Potential Brexit outcomes put the construction and manufacturing sectors at risk

The UK’s impending exit from the EU is likely to be an epochal moment. Depending on the form of the exit, there could only be minor impacts, or there could be very severe economic consequences.

Chief Economist at AMA Research and Barbour ABI, Tom Hall, assesses the impact of Brexit on the Construction and Manufacturing sectors in the Overcoming Brexit Uncertainty report.

Considering the major impacts of a non-disruptive Brexit and a disruptive Brexit on firms in the construction and manufacturing sectors, this report looks at both the short-run and long-run impacts under non-disruptive and disruptive Brexit scenarios. These include greater shortages of skilled and unskilled labour, both permanent and contracted, worsening the labour shortages already being experienced in the construction sector. Other issues impacting the construction sector include additional costs of importing goods, raw materials and components.

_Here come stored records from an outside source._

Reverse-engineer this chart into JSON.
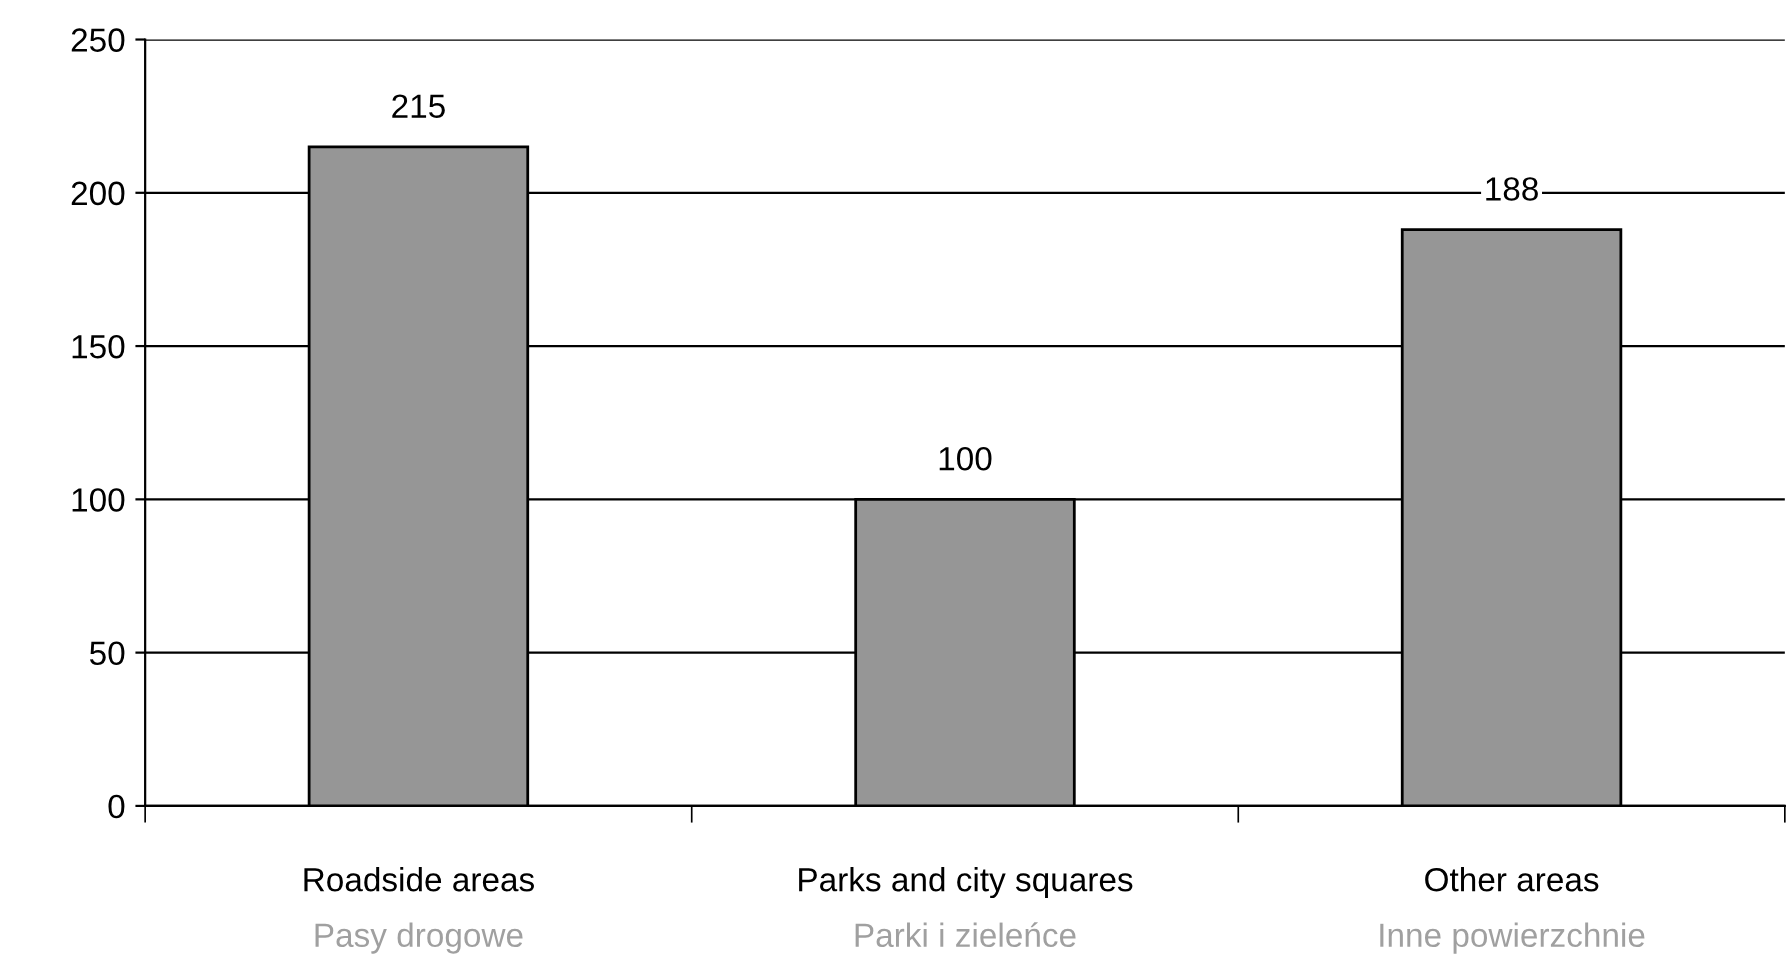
{
  "chart_data": {
    "type": "bar",
    "categories": [
      "Roadside areas\nPasy drogowe",
      "Parks and city squares\nParki i zieleńce",
      "Other areas\nInne powierzchnie"
    ],
    "values": [
      215,
      100,
      188
    ],
    "color": "#969696",
    "ylim": [
      0,
      250
    ],
    "yticks": [
      0,
      50,
      100,
      150,
      200,
      250
    ],
    "grid": "y",
    "data_labels": true,
    "legend": false
  }
}
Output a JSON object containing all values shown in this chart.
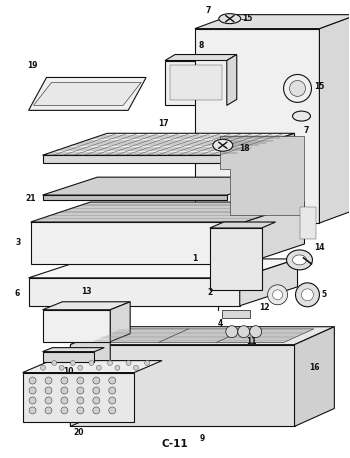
{
  "title": "C-11",
  "bg_color": "#ffffff",
  "fig_width": 3.5,
  "fig_height": 4.58,
  "dpi": 100,
  "skew": 0.28,
  "label_fs": 5.5,
  "label_color": "#111111"
}
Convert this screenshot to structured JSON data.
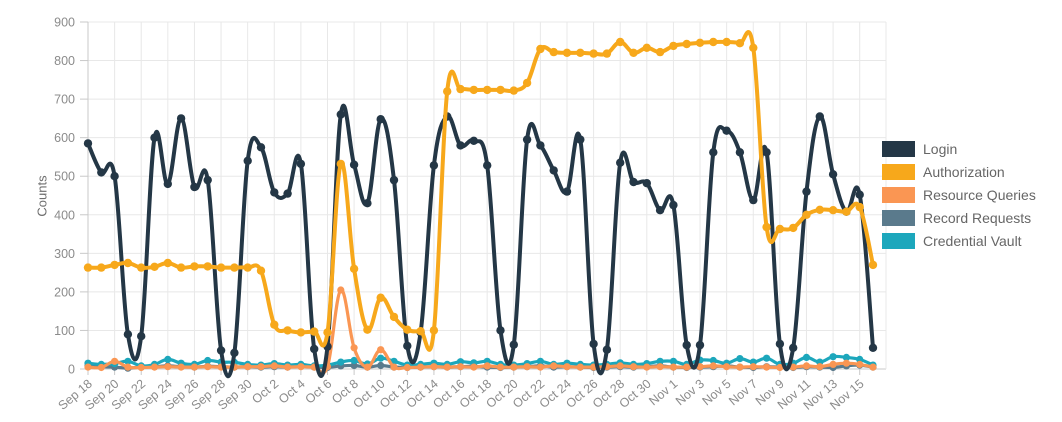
{
  "chart_data": {
    "type": "line",
    "title": "",
    "xlabel": "",
    "ylabel": "Counts",
    "ylim": [
      0,
      900
    ],
    "y_ticks": [
      0,
      100,
      200,
      300,
      400,
      500,
      600,
      700,
      800,
      900
    ],
    "grid": true,
    "legend_position": "right",
    "x_tick_labels": [
      "Sep 18",
      "Sep 20",
      "Sep 22",
      "Sep 24",
      "Sep 26",
      "Sep 28",
      "Sep 30",
      "Oct 2",
      "Oct 4",
      "Oct 6",
      "Oct 8",
      "Oct 10",
      "Oct 12",
      "Oct 14",
      "Oct 16",
      "Oct 18",
      "Oct 20",
      "Oct 22",
      "Oct 24",
      "Oct 26",
      "Oct 28",
      "Oct 30",
      "Nov 1",
      "Nov 3",
      "Nov 5",
      "Nov 7",
      "Nov 9",
      "Nov 11",
      "Nov 13",
      "Nov 15"
    ],
    "x": [
      "Sep 18",
      "Sep 19",
      "Sep 20",
      "Sep 21",
      "Sep 22",
      "Sep 23",
      "Sep 24",
      "Sep 25",
      "Sep 26",
      "Sep 27",
      "Sep 28",
      "Sep 29",
      "Sep 30",
      "Oct 1",
      "Oct 2",
      "Oct 3",
      "Oct 4",
      "Oct 5",
      "Oct 6",
      "Oct 7",
      "Oct 8",
      "Oct 9",
      "Oct 10",
      "Oct 11",
      "Oct 12",
      "Oct 13",
      "Oct 14",
      "Oct 15",
      "Oct 16",
      "Oct 17",
      "Oct 18",
      "Oct 19",
      "Oct 20",
      "Oct 21",
      "Oct 22",
      "Oct 23",
      "Oct 24",
      "Oct 25",
      "Oct 26",
      "Oct 27",
      "Oct 28",
      "Oct 29",
      "Oct 30",
      "Oct 31",
      "Nov 1",
      "Nov 2",
      "Nov 3",
      "Nov 4",
      "Nov 5",
      "Nov 6",
      "Nov 7",
      "Nov 8",
      "Nov 9",
      "Nov 10",
      "Nov 11",
      "Nov 12",
      "Nov 13",
      "Nov 14",
      "Nov 15",
      "Nov 16"
    ],
    "series": [
      {
        "name": "Login",
        "color": "#243746",
        "values": [
          585,
          510,
          500,
          90,
          85,
          600,
          480,
          650,
          472,
          490,
          48,
          42,
          540,
          575,
          458,
          455,
          532,
          52,
          58,
          660,
          530,
          430,
          648,
          490,
          60,
          95,
          528,
          655,
          580,
          592,
          528,
          100,
          63,
          595,
          580,
          515,
          460,
          595,
          65,
          50,
          535,
          485,
          482,
          412,
          425,
          62,
          62,
          562,
          618,
          562,
          438,
          562,
          65,
          55,
          460,
          655,
          505,
          408,
          452,
          55
        ]
      },
      {
        "name": "Authorization",
        "color": "#F7A81B",
        "values": [
          263,
          263,
          270,
          275,
          263,
          265,
          275,
          263,
          266,
          266,
          263,
          263,
          263,
          255,
          115,
          100,
          95,
          97,
          95,
          532,
          260,
          102,
          185,
          135,
          102,
          98,
          100,
          720,
          726,
          724,
          724,
          724,
          722,
          742,
          830,
          822,
          820,
          820,
          818,
          818,
          848,
          820,
          833,
          822,
          838,
          843,
          846,
          848,
          848,
          845,
          833,
          368,
          363,
          366,
          400,
          413,
          412,
          408,
          420,
          270
        ]
      },
      {
        "name": "Resource Queries",
        "color": "#FA9653",
        "values": [
          5,
          4,
          20,
          5,
          4,
          5,
          6,
          5,
          5,
          6,
          5,
          5,
          6,
          6,
          8,
          5,
          6,
          5,
          6,
          205,
          55,
          5,
          50,
          5,
          4,
          5,
          6,
          5,
          6,
          5,
          8,
          5,
          5,
          6,
          5,
          8,
          6,
          5,
          5,
          6,
          8,
          6,
          5,
          6,
          5,
          5,
          6,
          8,
          6,
          5,
          6,
          5,
          4,
          5,
          8,
          6,
          12,
          15,
          12,
          5
        ]
      },
      {
        "name": "Record Requests",
        "color": "#5A7A8C",
        "values": [
          8,
          6,
          5,
          2,
          5,
          6,
          8,
          6,
          5,
          7,
          6,
          5,
          6,
          5,
          6,
          5,
          7,
          5,
          4,
          8,
          9,
          5,
          9,
          5,
          4,
          5,
          6,
          5,
          6,
          7,
          5,
          4,
          5,
          6,
          8,
          5,
          6,
          5,
          4,
          5,
          6,
          5,
          6,
          8,
          5,
          4,
          5,
          6,
          8,
          5,
          4,
          6,
          5,
          4,
          6,
          5,
          4,
          8,
          10,
          5
        ]
      },
      {
        "name": "Credential Vault",
        "color": "#1CA7BC",
        "values": [
          15,
          12,
          14,
          20,
          8,
          12,
          25,
          15,
          12,
          22,
          18,
          17,
          12,
          10,
          14,
          10,
          12,
          8,
          10,
          18,
          22,
          13,
          28,
          20,
          10,
          12,
          15,
          12,
          19,
          16,
          20,
          12,
          10,
          14,
          20,
          12,
          15,
          12,
          10,
          12,
          16,
          12,
          14,
          20,
          20,
          12,
          23,
          22,
          15,
          27,
          18,
          28,
          12,
          15,
          30,
          18,
          32,
          30,
          25,
          10
        ]
      }
    ],
    "colors": {
      "grid": "#e8e8e8",
      "axis": "#c9c9c9",
      "tick_text": "#8b8b8b",
      "legend_text": "#666666",
      "background": "#ffffff"
    }
  }
}
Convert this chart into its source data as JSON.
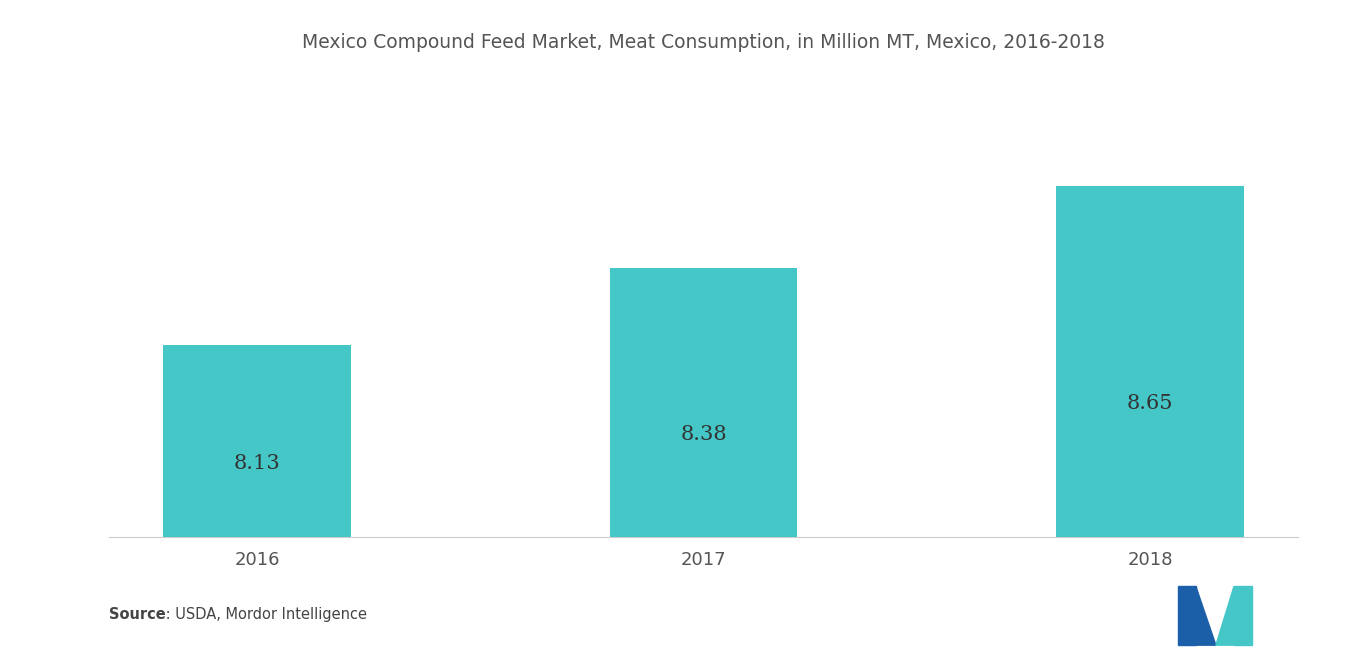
{
  "title": "Mexico Compound Feed Market, Meat Consumption, in Million MT, Mexico, 2016-2018",
  "categories": [
    "2016",
    "2017",
    "2018"
  ],
  "values": [
    8.13,
    8.38,
    8.65
  ],
  "bar_color": "#45C7C7",
  "bar_labels": [
    "8.13",
    "8.38",
    "8.65"
  ],
  "label_color": "#333333",
  "label_fontsize": 15,
  "title_fontsize": 13.5,
  "tick_fontsize": 13,
  "ylim_min": 7.5,
  "ylim_max": 9.0,
  "source_bold": "Source",
  "source_rest": " : USDA, Mordor Intelligence",
  "background_color": "#ffffff",
  "bar_width": 0.42,
  "blue_color": "#1B5FA8",
  "teal_color": "#45C7C7"
}
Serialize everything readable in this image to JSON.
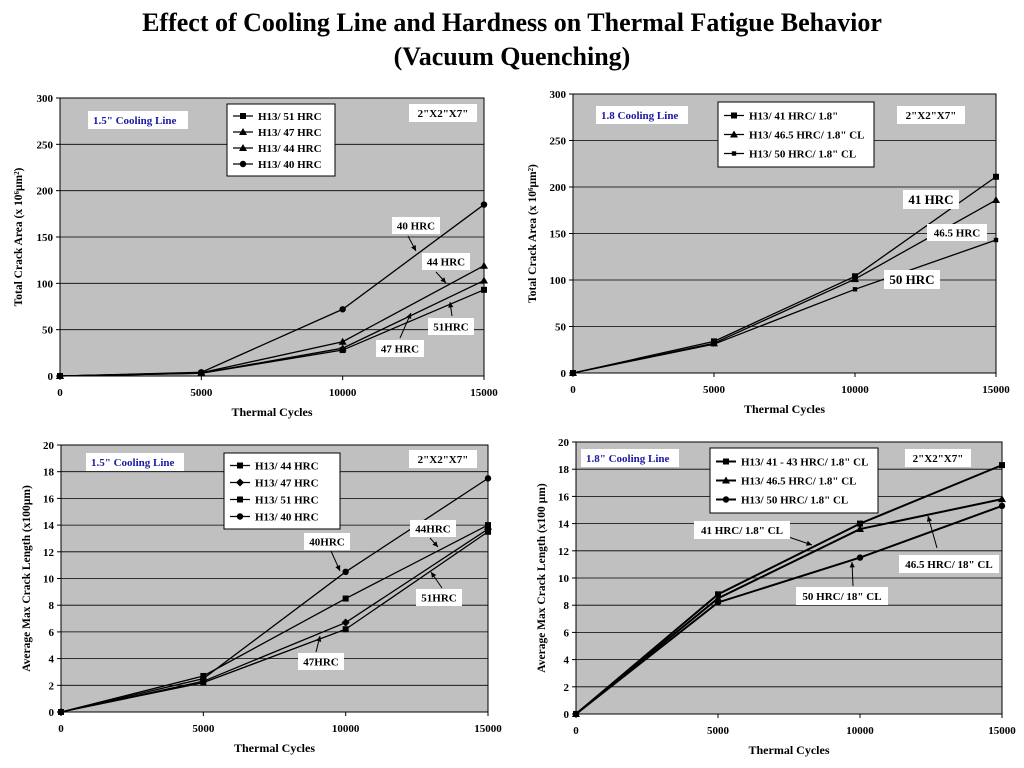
{
  "title_line1": "Effect of Cooling Line and Hardness on Thermal Fatigue Behavior",
  "title_line2": "(Vacuum Quenching)",
  "colors": {
    "plot_bg": "#c0c0c0",
    "line": "#000000",
    "cooling_label": "#1a1aa6"
  },
  "chart_data": [
    {
      "type": "line",
      "xlabel": "Thermal Cycles",
      "ylabel": "Total Crack Area  (x 10⁶µm²)",
      "xlim": [
        0,
        15000
      ],
      "ylim": [
        0,
        300
      ],
      "xticks": [
        0,
        5000,
        10000,
        15000
      ],
      "yticks": [
        0,
        50,
        100,
        150,
        200,
        250,
        300
      ],
      "grid": true,
      "legend_position": "top-center",
      "cooling_label": "1.5\" Cooling Line",
      "size_label": "2\"X2\"X7\"",
      "x": [
        0,
        5000,
        10000,
        15000
      ],
      "series": [
        {
          "name": "H13/ 51 HRC",
          "marker": "square",
          "values": [
            0,
            3,
            28,
            93
          ]
        },
        {
          "name": "H13/ 47 HRC",
          "marker": "triangle",
          "values": [
            0,
            3,
            30,
            103
          ]
        },
        {
          "name": "H13/ 44 HRC",
          "marker": "triangle",
          "values": [
            0,
            3.5,
            37,
            119
          ]
        },
        {
          "name": "H13/ 40 HRC",
          "marker": "circle",
          "values": [
            0,
            4,
            72,
            185
          ]
        }
      ],
      "annotations": [
        {
          "text": "40 HRC"
        },
        {
          "text": "44 HRC"
        },
        {
          "text": "51HRC"
        },
        {
          "text": "47 HRC"
        }
      ]
    },
    {
      "type": "line",
      "xlabel": "Thermal Cycles",
      "ylabel": "Total Crack Area  (x 10⁶µm²)",
      "xlim": [
        0,
        15000
      ],
      "ylim": [
        0,
        300
      ],
      "xticks": [
        0,
        5000,
        10000,
        15000
      ],
      "yticks": [
        0,
        50,
        100,
        150,
        200,
        250,
        300
      ],
      "grid": true,
      "legend_position": "top-center",
      "cooling_label": "1.8 Cooling Line",
      "size_label": "2\"X2\"X7\"",
      "x": [
        0,
        5000,
        10000,
        15000
      ],
      "series": [
        {
          "name": "H13/ 41 HRC/ 1.8\"",
          "marker": "square",
          "values": [
            0,
            34,
            104,
            211
          ]
        },
        {
          "name": "H13/ 46.5 HRC/ 1.8\" CL",
          "marker": "triangle",
          "values": [
            0,
            32,
            101,
            186
          ]
        },
        {
          "name": "H13/ 50 HRC/ 1.8\" CL",
          "marker": "small-square",
          "values": [
            0,
            31,
            90,
            143
          ]
        }
      ],
      "annotations": [
        {
          "text": "41 HRC"
        },
        {
          "text": "46.5 HRC"
        },
        {
          "text": "50 HRC"
        }
      ]
    },
    {
      "type": "line",
      "xlabel": "Thermal Cycles",
      "ylabel": "Average Max Crack Length  (x100µm)",
      "xlim": [
        0,
        15000
      ],
      "ylim": [
        0,
        20
      ],
      "xticks": [
        0,
        5000,
        10000,
        15000
      ],
      "yticks": [
        0,
        2,
        4,
        6,
        8,
        10,
        12,
        14,
        16,
        18,
        20
      ],
      "grid": true,
      "legend_position": "top-center",
      "cooling_label": "1.5\" Cooling Line",
      "size_label": "2\"X2\"X7\"",
      "x": [
        0,
        5000,
        10000,
        15000
      ],
      "series": [
        {
          "name": "H13/ 44 HRC",
          "marker": "square",
          "values": [
            0,
            2.7,
            8.5,
            14.0
          ]
        },
        {
          "name": "H13/ 47 HRC",
          "marker": "diamond",
          "values": [
            0,
            2.3,
            6.7,
            13.7
          ]
        },
        {
          "name": "H13/ 51 HRC",
          "marker": "square",
          "values": [
            0,
            2.2,
            6.2,
            13.5
          ]
        },
        {
          "name": "H13/ 40 HRC",
          "marker": "circle",
          "values": [
            0,
            2.5,
            10.5,
            17.5
          ]
        }
      ],
      "annotations": [
        {
          "text": "40HRC"
        },
        {
          "text": "44HRC"
        },
        {
          "text": "51HRC"
        },
        {
          "text": "47HRC"
        }
      ]
    },
    {
      "type": "line",
      "xlabel": "Thermal Cycles",
      "ylabel": "Average Max Crack Length  (x100 µm)",
      "xlim": [
        0,
        15000
      ],
      "ylim": [
        0,
        20
      ],
      "xticks": [
        0,
        5000,
        10000,
        15000
      ],
      "yticks": [
        0,
        2,
        4,
        6,
        8,
        10,
        12,
        14,
        16,
        18,
        20
      ],
      "grid": true,
      "legend_position": "top-center",
      "cooling_label": "1.8\" Cooling Line",
      "size_label": "2\"X2\"X7\"",
      "x": [
        0,
        5000,
        10000,
        15000
      ],
      "series": [
        {
          "name": "H13/ 41 - 43 HRC/ 1.8\" CL",
          "marker": "square",
          "values": [
            0,
            8.8,
            14.0,
            18.3
          ]
        },
        {
          "name": "H13/ 46.5 HRC/ 1.8\" CL",
          "marker": "triangle",
          "values": [
            0,
            8.5,
            13.6,
            15.8
          ]
        },
        {
          "name": "H13/ 50 HRC/ 1.8\" CL",
          "marker": "circle",
          "values": [
            0,
            8.2,
            11.5,
            15.3
          ]
        }
      ],
      "annotations": [
        {
          "text": "41 HRC/ 1.8\" CL"
        },
        {
          "text": "46.5 HRC/ 18\" CL"
        },
        {
          "text": "50 HRC/ 18\" CL"
        }
      ]
    }
  ]
}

A globalised economy has resulted in the adoption of “just in time” production processes, where firms have not been required to hold large volumes of goods or materials in the case of supply-side shocks. The retrenchment of what many assumed to be a foundational principle of the modern economy has resulted, over the last 12 months, of bulk purchasing and stockpiling: materials stored in car parks and mass manufacture using up perishable production inputs.

The graph below shows the potential impact on GDP of a ‘deal’ and ‘no deal’. The Bank of England defines four scenarios within the deal or no deal outcomes, a deal could be both ‘close’ and ‘less close’ and a no deal could be either ‘disruptive’ or ‘disorderly’:

Under the two potential scenarios of a ‘deal’ and ‘no deal’, the impact varies greatly. Under a Brexit deal, the UK economy is forecast to continue to grow, at albeit a slow pace, and no major shocks or deviations to the economy are anticipated. While trade will be impacted leading to some minor shortages of imported goods and border delays, they will not have materially negative effects. It is important to note that a major part of the assumptions around a Brexit deal is that the UK retains access to existing EU deals with non-EU countries in a transition period. Under a no-deal Brexit, the Bank of England expects a recession spread over the next three quarters.

Tom Hall, Chief Economist at AMA Research commented, “As the deal agreed between the EU and the UK in principle winds its way through the remaining legislative and parliamentary hurdles, the detail remains vague at this stage. It should become clearer as details of the agreement emerge over the next few days. It remains relevant, however, to understand and assess the different possible scenarios and the likely impacts on companies in the construction and manufacturing sectors.”